Где-то далеко, плохо слышная отсюда, из квартиры, завыла сирена, а в круглой, склеенной из плотной черной бумаги радиотрансляционной тарелке также кто-то ожил, и через несколько секунд послышался бесстрастный размеренный звук метронома.

Когда выли сирены, в Ленинграде ожидали немецких самолетов – прорвались, значит, гады к городу. Когда же начинал работать метроном – готовились к обстрелу: фрицы, выпив кофе, надевали на лапы двухпалые рукавицы и вставали к орудиям.

Обстреливали они Питер методично, долго, но обстрелы были менее противны, чем налеты бомбовозов. По вою снаряда всегда можно было понять, куда он направляется, какого калибра и вообще, твой он или нет, а вот авиационная бомба – существо непредсказуемое, никто никогда не определит, где она упадет. Китаев прислушался к метроному, свернулся, как в детстве, калачиком, – метроном и вой сирены означали, что город будут и снарядами обстреливать, и бомбить с самолетов, все одновременно.

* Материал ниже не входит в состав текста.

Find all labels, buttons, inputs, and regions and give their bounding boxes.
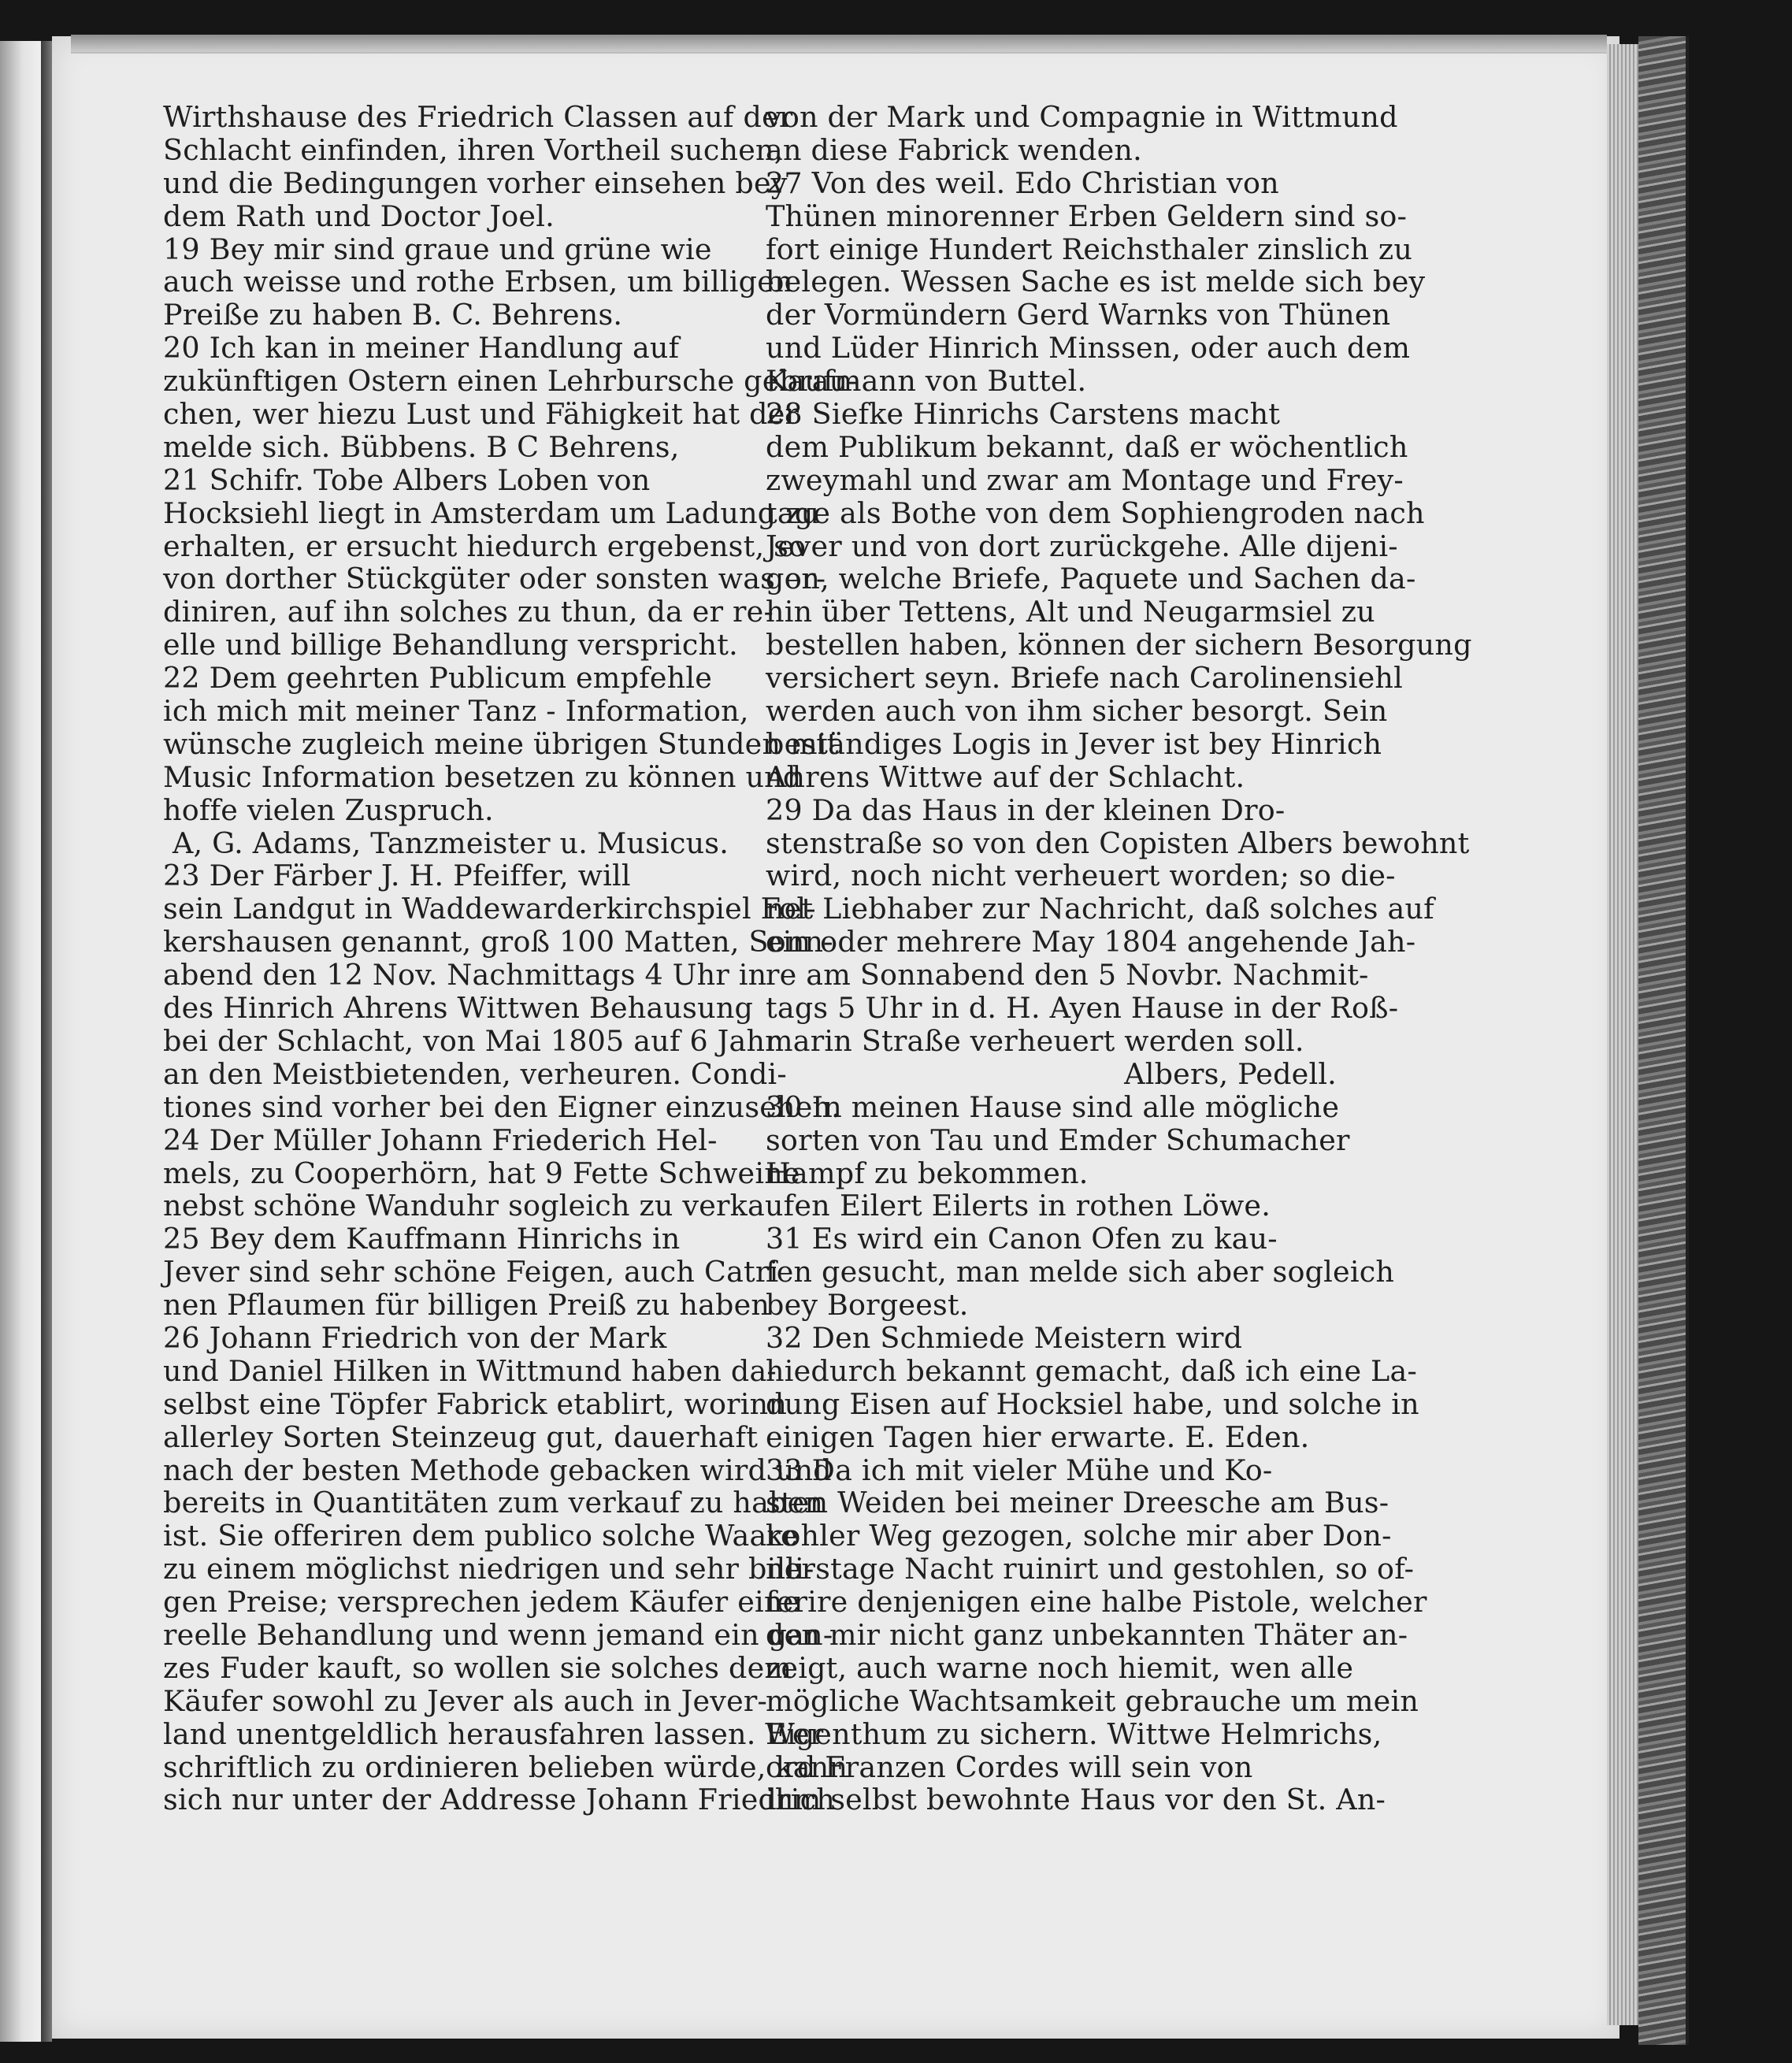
text-line: fort einige Hundert Reichsthaler zinslich zu — [766, 232, 1413, 266]
text-line: ord Franzen Cordes will sein von — [766, 1749, 1253, 1784]
text-line: A, G. Adams, Tanzmeister u. Musicus. — [172, 826, 729, 860]
text-line: land unentgeldlich herausfahren lassen. Wer — [163, 1716, 824, 1751]
text-line: Hocksiehl liegt in Amsterdam um Ladung zu — [163, 495, 820, 530]
text-line: an diese Fabrick wenden. — [766, 132, 1142, 167]
text-line: kershausen genannt, groß 100 Matten, Sonn- — [163, 925, 833, 959]
text-line: einigen Tagen hier erwarte. E. Eden. — [766, 1419, 1310, 1454]
text-line: erhalten, er ersucht hiedurch ergebenst, so — [163, 529, 807, 563]
text-line: zeigt, auch warne noch hiemit, wen alle — [766, 1650, 1354, 1685]
text-line: bey Borgeest. — [766, 1288, 969, 1323]
text-line: tage als Bothe von dem Sophiengroden nach — [766, 495, 1425, 530]
text-line: Jever sind sehr schöne Feigen, auch Catri — [163, 1255, 779, 1289]
text-line: dem Publikum bekannt, daß er wöchentlich — [766, 429, 1408, 464]
text-line: selbst eine Töpfer Fabrick etablirt, worinn — [163, 1386, 788, 1421]
text-line: mels, zu Cooperhörn, hat 9 Fette Schweine — [163, 1156, 800, 1190]
text-line: schriftlich zu ordinieren belieben würde, kann — [163, 1749, 848, 1784]
text-line: zes Fuder kauft, so wollen sie solches dem — [163, 1650, 792, 1685]
text-line: 28 Siefke Hinrichs Carstens macht — [766, 397, 1281, 432]
text-line: diniren, auf ihn solches zu thun, da er re- — [163, 595, 774, 629]
text-line: und Daniel Hilken in Wittmund haben da- — [163, 1353, 777, 1388]
text-line: zweymahl und zwar am Montage und Frey- — [766, 462, 1404, 497]
text-line: Wirthshause des Friedrich Classen auf der — [163, 100, 793, 134]
text-line: beständiges Logis in Jever ist bey Hinrich — [766, 726, 1382, 761]
text-line: ich mich mit meiner Tanz - Information, — [163, 694, 749, 729]
text-line: Preiße zu haben B. C. Behrens. — [163, 298, 623, 332]
text-line: von dorther Stückgüter oder sonsten was or- — [163, 562, 826, 596]
text-line: 32 Den Schmiede Meistern wird — [766, 1320, 1243, 1355]
left-text-column — [163, 100, 858, 1817]
text-line: mögliche Wachtsamkeit gebrauche um mein — [766, 1683, 1419, 1718]
text-line: bestellen haben, können der sichern Besorgung — [766, 628, 1472, 662]
text-line: Ahrens Wittwe auf der Schlacht. — [766, 759, 1245, 794]
text-line: 30 In meinen Hause sind alle mögliche — [766, 1089, 1340, 1124]
text-line: nerstage Nacht ruinirt und gestohlen, so of- — [766, 1552, 1415, 1586]
text-line: nebst schöne Wanduhr sogleich zu verkaufen — [163, 1189, 830, 1223]
text-line: allerley Sorten Steinzeug gut, dauerhaft — [163, 1419, 759, 1454]
text-line: melde sich. Bübbens. B C Behrens, — [163, 429, 680, 464]
text-line: chen, wer hiezu Lust und Fähigkeit hat der — [163, 397, 800, 432]
text-line: sich nur unter der Addresse Johann Friedrich — [163, 1783, 835, 1817]
text-line: 23 Der Färber J. H. Pfeiffer, will — [163, 859, 631, 893]
text-line: und Lüder Hinrich Minssen, oder auch dem — [766, 331, 1411, 365]
text-line: 24 Der Müller Johann Friederich Hel- — [163, 1122, 718, 1157]
text-line: und die Bedingungen vorher einsehen bey — [163, 165, 788, 200]
text-line: bereits in Quantitäten zum verkauf zu haben — [163, 1486, 824, 1520]
text-line: ein oder mehrere May 1804 angehende Jah- — [766, 925, 1416, 959]
text-line: net Liebhaber zur Nachricht, daß solches auf — [766, 892, 1434, 926]
text-line: 25 Bey dem Kauffmann Hinrichs in — [163, 1222, 681, 1256]
text-line: gen Preise; versprechen jedem Käufer eine — [163, 1585, 800, 1620]
text-line: des Hinrich Ahrens Wittwen Behausung — [163, 991, 754, 1026]
text-line: dung Eisen auf Hocksiel habe, und solche in — [766, 1386, 1419, 1421]
text-line: 19 Bey mir sind graue und grüne wie — [163, 232, 712, 266]
text-line: ist. Sie offeriren dem publico solche Waare — [163, 1519, 798, 1553]
text-line: Music Information besetzen zu können und — [163, 759, 802, 794]
text-line: Albers, Pedell. — [1124, 1056, 1337, 1091]
text-line: 33 Da ich mit vieler Mühe und Ko- — [766, 1453, 1273, 1487]
text-line: Jever und von dort zurückgehe. Alle dijeni- — [766, 529, 1398, 563]
text-line: kohler Weg gezogen, solche mir aber Don- — [766, 1519, 1392, 1553]
text-line: hin über Tettens, Alt und Neugarmsiel zu — [766, 595, 1375, 629]
text-line: ferire denjenigen eine halbe Pistole, welcher — [766, 1585, 1427, 1620]
text-line: elle und billige Behandlung verspricht. — [163, 628, 738, 662]
text-line: 20 Ich kan in meiner Handlung auf — [163, 331, 680, 365]
text-line: nach der besten Methode gebacken wird und — [163, 1453, 832, 1487]
text-line: belegen. Wessen Sache es ist melde sich bey — [766, 265, 1426, 299]
text-line: Eigenthum zu sichern. Wittwe Helmrichs, — [766, 1716, 1382, 1751]
text-line: Schlacht einfinden, ihren Vortheil suchen, — [163, 132, 784, 167]
text-line: 31 Es wird ein Canon Ofen zu kau- — [766, 1222, 1278, 1256]
text-line: 26 Johann Friedrich von der Mark — [163, 1320, 667, 1355]
facing-page-edge — [0, 41, 41, 2042]
text-line: 21 Schifr. Tobe Albers Loben von — [163, 462, 651, 497]
text-line: hoffe vielen Zuspruch. — [163, 792, 494, 827]
text-line: wird, noch nicht verheuert worden; so die- — [766, 859, 1396, 893]
text-line: den mir nicht ganz unbekannten Thäter an- — [766, 1617, 1408, 1652]
text-line: sten Weiden bei meiner Dreesche am Bus- — [766, 1486, 1389, 1520]
text-line: sorten von Tau und Emder Schumacher — [766, 1122, 1350, 1157]
text-line: ihm selbst bewohnte Haus vor den St. An- — [766, 1783, 1386, 1817]
text-line: tags 5 Uhr in d. H. Ayen Hause in der Roß- — [766, 991, 1399, 1026]
text-line: an den Meistbietenden, verheuren. Condi- — [163, 1056, 787, 1091]
text-line: zu einem möglichst niedrigen und sehr billi- — [163, 1552, 814, 1586]
text-line: 22 Dem geehrten Publicum empfehle — [163, 661, 713, 696]
text-line: auch weisse und rothe Erbsen, um billigen — [163, 265, 793, 299]
book-gutter — [41, 41, 52, 2042]
text-line: gen, welche Briefe, Paquete und Sachen da- — [766, 562, 1416, 596]
text-line: Thünen minorenner Erben Geldern sind so- — [766, 199, 1408, 233]
text-line: stenstraße so von den Copisten Albers bewohnt — [766, 826, 1470, 860]
text-line: Hampf zu bekommen. — [766, 1156, 1089, 1190]
text-line: dem Rath und Doctor Joel. — [163, 199, 555, 233]
text-line: von der Mark und Compagnie in Wittmund — [766, 100, 1398, 134]
text-line: re am Sonnabend den 5 Novbr. Nachmit- — [766, 958, 1369, 993]
page-top-edge — [71, 35, 1607, 54]
text-line: tiones sind vorher bei den Eigner einzusehen. — [163, 1089, 841, 1124]
text-line: marin Straße verheuert werden soll. — [766, 1023, 1304, 1058]
text-line: Kaufmann von Buttel. — [766, 364, 1087, 399]
text-line: Käufer sowohl zu Jever als auch in Jever- — [163, 1683, 768, 1718]
text-line: zukünftigen Ostern einen Lehrbursche gebrau- — [163, 364, 858, 399]
text-line: Eilert Eilerts in rothen Löwe. — [839, 1189, 1271, 1223]
text-line: bei der Schlacht, von Mai 1805 auf 6 Jahr — [163, 1023, 779, 1058]
right-text-column — [766, 100, 1472, 1817]
text-line: fen gesucht, man melde sich aber sogleich — [766, 1255, 1395, 1289]
text-line: abend den 12 Nov. Nachmittags 4 Uhr in — [163, 958, 767, 993]
text-line: wünsche zugleich meine übrigen Stunden mit — [163, 726, 839, 761]
text-line: nen Pflaumen für billigen Preiß zu haben — [163, 1288, 770, 1323]
text-line: hiedurch bekannt gemacht, daß ich eine La- — [766, 1353, 1417, 1388]
text-line: versichert seyn. Briefe nach Carolinensiehl — [766, 661, 1403, 696]
marbled-book-cover — [1638, 36, 1689, 2045]
text-line: sein Landgut in Waddewarderkirchspiel Fol- — [163, 892, 816, 926]
text-line: der Vormündern Gerd Warnks von Thünen — [766, 298, 1391, 332]
text-line: reelle Behandlung und wenn jemand ein gan- — [163, 1617, 833, 1652]
text-line: 29 Da das Haus in der kleinen Dro- — [766, 792, 1286, 827]
text-line: werden auch von ihm sicher besorgt. Sein — [766, 694, 1388, 729]
text-line: 27 Von des weil. Edo Christian von — [766, 165, 1279, 200]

Вскоре послышались взрывы. Раздались они недалеко, кварталах в трех от дома Китаевых, но ни мать, ни сын не обратили на них никакого внимания: к смерти Ленинград привык.

Через несколько часов и сирена прекратила выть, и метроном утих – наступал тяжелый, давящий зимний вечер…

Спустя два дня мать, сидевшая у печушки в расслабленной позе, неожиданно вскинулась, лицо у нее напряглось и она, сопротивляясь некой странной догадке, возникшей в мозгу, неверяще покачала головой.

– Не могу ничего понять, – пожаловалась она сыну. – У меня что, галлюцинации начались?

– Ты чего, мам, – сын обеспокоенно приподнялся на постели, – чего случилось?

– Мне кажется, в квартире наших соседей, у Голубевых, кто-то находится. Или это галлюцинации? Но как галлюцинации могли пробраться сквозь стенку, а?

– Не знаю, – неуверенно отозвался сын, – надо послушать.

Хоть и проходили звуки через стенку едва приметно – их почти не было, а Китаев все-таки сумел различить слабый кашель и глухой, очень далекий стук – на пол что-то упало… Китаев позвал мать.

– Мам, там действительно кто-то есть.

– А я о чем говорю?

– Что делать?

– Надо посмотреть, что там происходит. Пойду…

– Я с тобой.

– Не вздумай! Не поднимайся, лежи!

– Нет, мам, одну тебя я не отпущу. А вдруг там грабители? – Китаев ощутил, как по телу у него поползла колючая сыпь, ему сделалось холодно – ну словно бы кто-то напихал под одеяло льда и несколько кусков прилипли к груди и животу. Он с шипеньем втянул в себя воздух.

– Господи, Володя, у Голубевых же нечего брать… Как и у нас – тоже нечего брать. Ни мы, ни они не имеем ни фамильных драгоценностей, ни золота в монетах, ни бриллиантов в шкатулках… Надо все-таки посмотреть, что там происходит.

– Погоди, мам, – Китаев, сипя, спустил на пол ноги в носках, в которые были заправлены штанины старых шевиотовых брюк. – Я с тобой.